Coronation of the Virgin is an oil-on-canvas painting executed c. 1539 by the Italian Renaissance painter Domenico Beccafumi, now in the Pinacoteca nazionale in Siena.

Commissioned by the monks of Ognissanti in Siena, it was moved to Santo Spirito church after that church was destroyed and was only recently moved to the gallery. Unusually for the subject, its lower register shows not the apostles but three saints and a pope, namely Mary Magdalene, Anthony of Padua, Pope Gregory XI and Catherine of Alexandria.

==Description and style==
As often happens, the scene is set on two registers. In the upper one, a semicircular audience of saints forms the backdrop to the coronation of Mary by the hands of Christ, under the blessing of the dove of the Holy Spirit. A cloud of cherubs serves as the base and everything is set to give a sense of depth resolved in a hemicycle, which recalls works by Raphael (such as the Disputa del Sacramento).
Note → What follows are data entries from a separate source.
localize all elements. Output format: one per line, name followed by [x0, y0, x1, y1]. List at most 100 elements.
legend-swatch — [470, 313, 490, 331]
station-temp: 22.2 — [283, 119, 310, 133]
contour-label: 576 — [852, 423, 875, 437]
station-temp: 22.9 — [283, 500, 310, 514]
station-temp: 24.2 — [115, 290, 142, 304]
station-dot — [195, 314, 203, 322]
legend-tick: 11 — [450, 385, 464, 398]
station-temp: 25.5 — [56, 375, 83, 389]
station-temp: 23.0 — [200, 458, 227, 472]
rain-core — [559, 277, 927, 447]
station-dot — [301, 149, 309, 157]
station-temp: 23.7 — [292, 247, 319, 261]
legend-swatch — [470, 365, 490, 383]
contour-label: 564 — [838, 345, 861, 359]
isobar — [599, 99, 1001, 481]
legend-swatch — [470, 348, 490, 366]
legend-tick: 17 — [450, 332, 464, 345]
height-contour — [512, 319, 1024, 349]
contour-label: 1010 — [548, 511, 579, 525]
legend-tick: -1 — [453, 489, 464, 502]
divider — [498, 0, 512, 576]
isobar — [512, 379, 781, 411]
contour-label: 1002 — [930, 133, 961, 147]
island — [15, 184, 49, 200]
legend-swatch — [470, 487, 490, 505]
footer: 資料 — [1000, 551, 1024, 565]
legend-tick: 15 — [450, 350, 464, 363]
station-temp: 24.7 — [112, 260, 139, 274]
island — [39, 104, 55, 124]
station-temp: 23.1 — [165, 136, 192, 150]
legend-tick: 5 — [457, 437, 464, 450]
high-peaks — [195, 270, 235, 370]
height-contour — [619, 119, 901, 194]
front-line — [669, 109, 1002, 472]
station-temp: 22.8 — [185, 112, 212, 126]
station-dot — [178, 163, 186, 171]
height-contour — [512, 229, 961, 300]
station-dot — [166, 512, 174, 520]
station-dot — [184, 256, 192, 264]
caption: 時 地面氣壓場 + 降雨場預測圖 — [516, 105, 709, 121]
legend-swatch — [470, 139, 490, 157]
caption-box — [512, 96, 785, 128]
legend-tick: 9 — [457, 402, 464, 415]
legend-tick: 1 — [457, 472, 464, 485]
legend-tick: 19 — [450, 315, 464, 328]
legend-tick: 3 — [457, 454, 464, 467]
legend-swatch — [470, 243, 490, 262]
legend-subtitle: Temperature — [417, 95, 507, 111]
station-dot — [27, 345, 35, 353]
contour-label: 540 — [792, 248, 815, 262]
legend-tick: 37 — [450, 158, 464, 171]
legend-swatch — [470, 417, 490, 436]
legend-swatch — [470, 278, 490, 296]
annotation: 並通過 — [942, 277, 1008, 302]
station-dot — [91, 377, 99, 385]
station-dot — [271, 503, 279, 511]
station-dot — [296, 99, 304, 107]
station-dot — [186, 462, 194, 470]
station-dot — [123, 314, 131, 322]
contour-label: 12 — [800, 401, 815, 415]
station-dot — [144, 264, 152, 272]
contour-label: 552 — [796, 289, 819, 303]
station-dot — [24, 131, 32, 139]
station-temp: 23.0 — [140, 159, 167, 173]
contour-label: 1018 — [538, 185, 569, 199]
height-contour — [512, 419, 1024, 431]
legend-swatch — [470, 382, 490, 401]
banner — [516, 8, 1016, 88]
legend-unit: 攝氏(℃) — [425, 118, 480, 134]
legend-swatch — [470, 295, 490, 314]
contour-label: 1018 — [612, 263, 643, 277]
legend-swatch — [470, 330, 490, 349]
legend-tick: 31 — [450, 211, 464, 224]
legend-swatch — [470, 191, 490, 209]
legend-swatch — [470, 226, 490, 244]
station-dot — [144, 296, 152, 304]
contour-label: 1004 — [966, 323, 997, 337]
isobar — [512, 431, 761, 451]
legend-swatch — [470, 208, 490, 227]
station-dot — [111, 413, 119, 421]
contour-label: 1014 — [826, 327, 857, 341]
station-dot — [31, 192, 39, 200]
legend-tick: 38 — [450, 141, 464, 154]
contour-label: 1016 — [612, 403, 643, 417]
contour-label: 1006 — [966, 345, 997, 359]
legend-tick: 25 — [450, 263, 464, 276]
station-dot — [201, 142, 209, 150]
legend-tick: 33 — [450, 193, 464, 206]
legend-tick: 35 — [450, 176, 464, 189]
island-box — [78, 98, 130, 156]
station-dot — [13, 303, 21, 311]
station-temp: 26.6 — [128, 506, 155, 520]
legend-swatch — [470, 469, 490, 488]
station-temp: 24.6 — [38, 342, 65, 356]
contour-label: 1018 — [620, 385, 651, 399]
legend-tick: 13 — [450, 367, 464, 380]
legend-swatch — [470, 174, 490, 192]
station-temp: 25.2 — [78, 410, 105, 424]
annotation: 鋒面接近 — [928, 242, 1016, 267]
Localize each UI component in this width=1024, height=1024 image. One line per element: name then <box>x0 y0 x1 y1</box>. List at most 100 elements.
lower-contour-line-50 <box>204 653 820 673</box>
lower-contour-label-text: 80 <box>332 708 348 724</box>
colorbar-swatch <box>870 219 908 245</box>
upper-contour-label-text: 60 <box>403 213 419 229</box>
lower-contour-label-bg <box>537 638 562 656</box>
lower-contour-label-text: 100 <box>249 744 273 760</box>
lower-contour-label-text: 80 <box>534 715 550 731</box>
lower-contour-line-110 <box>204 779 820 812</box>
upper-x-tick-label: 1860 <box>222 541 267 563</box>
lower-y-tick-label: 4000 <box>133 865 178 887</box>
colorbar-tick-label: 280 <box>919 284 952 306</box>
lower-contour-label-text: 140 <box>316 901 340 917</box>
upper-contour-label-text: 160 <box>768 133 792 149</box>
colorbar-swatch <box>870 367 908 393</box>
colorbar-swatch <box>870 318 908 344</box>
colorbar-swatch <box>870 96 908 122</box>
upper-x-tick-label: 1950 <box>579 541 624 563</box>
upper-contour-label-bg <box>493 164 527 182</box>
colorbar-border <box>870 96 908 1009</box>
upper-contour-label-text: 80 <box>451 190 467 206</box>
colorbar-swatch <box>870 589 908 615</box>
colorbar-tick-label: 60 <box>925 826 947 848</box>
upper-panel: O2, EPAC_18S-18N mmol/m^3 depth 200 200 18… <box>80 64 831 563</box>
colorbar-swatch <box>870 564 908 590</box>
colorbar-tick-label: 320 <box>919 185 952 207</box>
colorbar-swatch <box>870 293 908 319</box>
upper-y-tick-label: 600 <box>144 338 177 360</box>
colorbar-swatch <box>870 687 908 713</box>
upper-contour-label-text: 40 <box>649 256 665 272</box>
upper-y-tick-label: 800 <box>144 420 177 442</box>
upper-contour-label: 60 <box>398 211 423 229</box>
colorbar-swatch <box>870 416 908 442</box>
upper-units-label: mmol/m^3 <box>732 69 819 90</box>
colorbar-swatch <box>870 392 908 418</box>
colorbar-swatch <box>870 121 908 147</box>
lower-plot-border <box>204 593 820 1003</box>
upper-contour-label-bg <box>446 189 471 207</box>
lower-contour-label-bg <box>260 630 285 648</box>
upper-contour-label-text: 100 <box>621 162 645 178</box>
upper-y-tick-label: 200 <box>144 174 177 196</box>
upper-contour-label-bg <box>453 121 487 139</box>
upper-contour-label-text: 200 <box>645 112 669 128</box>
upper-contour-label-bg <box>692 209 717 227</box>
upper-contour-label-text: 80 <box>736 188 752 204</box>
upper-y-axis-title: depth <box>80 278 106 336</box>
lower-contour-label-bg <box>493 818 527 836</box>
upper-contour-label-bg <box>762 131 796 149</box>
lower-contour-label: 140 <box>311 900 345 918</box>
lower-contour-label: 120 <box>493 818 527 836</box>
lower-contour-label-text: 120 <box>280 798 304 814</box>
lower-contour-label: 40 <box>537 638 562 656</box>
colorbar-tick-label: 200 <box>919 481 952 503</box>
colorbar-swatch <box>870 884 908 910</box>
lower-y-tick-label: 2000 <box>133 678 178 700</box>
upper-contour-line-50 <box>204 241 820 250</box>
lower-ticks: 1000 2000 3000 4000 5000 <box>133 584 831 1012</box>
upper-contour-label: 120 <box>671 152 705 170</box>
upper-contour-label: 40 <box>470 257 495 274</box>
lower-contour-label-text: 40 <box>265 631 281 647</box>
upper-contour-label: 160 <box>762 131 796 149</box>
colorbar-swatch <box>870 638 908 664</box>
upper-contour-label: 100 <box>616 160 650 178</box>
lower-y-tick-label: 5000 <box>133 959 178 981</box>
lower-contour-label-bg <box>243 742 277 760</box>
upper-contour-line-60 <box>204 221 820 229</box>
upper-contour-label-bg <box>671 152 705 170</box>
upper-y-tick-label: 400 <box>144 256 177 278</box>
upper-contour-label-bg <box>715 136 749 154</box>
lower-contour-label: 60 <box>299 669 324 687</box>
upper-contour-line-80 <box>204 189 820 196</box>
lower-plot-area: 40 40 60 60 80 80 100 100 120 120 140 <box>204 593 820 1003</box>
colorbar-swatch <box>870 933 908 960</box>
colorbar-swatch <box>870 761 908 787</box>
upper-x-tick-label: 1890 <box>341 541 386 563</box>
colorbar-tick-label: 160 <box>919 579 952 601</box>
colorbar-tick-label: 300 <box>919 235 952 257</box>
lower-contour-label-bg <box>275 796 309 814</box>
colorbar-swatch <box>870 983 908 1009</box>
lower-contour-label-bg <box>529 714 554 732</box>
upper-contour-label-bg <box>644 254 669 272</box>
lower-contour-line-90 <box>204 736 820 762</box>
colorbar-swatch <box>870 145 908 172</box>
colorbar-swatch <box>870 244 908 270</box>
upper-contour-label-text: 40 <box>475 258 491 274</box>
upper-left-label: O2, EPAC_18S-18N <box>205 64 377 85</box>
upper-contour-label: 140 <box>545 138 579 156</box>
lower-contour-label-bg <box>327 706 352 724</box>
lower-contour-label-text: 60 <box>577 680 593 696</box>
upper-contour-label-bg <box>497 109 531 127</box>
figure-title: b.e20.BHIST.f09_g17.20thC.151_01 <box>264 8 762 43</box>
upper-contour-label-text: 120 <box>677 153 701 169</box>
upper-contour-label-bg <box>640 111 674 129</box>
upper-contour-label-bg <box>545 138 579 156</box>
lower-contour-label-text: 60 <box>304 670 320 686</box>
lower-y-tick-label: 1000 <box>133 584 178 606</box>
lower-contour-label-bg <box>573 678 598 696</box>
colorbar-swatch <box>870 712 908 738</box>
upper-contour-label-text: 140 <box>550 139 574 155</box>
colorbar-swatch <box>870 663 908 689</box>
In the lower part, however, there are not the usual apostles, but a group of saints, including Mary Magdalene, Anthony of Padua, Pope Gregory XI (the pope who listened to Catherine of Siena) and Catherine of Alexandria. They are busy, in a complex game of references of gestures and glances, verifying in the Holy Scriptures the fulfillment of the prophecies and the glorification of the Virgin in the kingdom of heaven. These are figures that echo other paintings of the time, from Michelangelo to Rosso Fiorentino, although they have a diaphanous appearance typical of Beccafumi's art.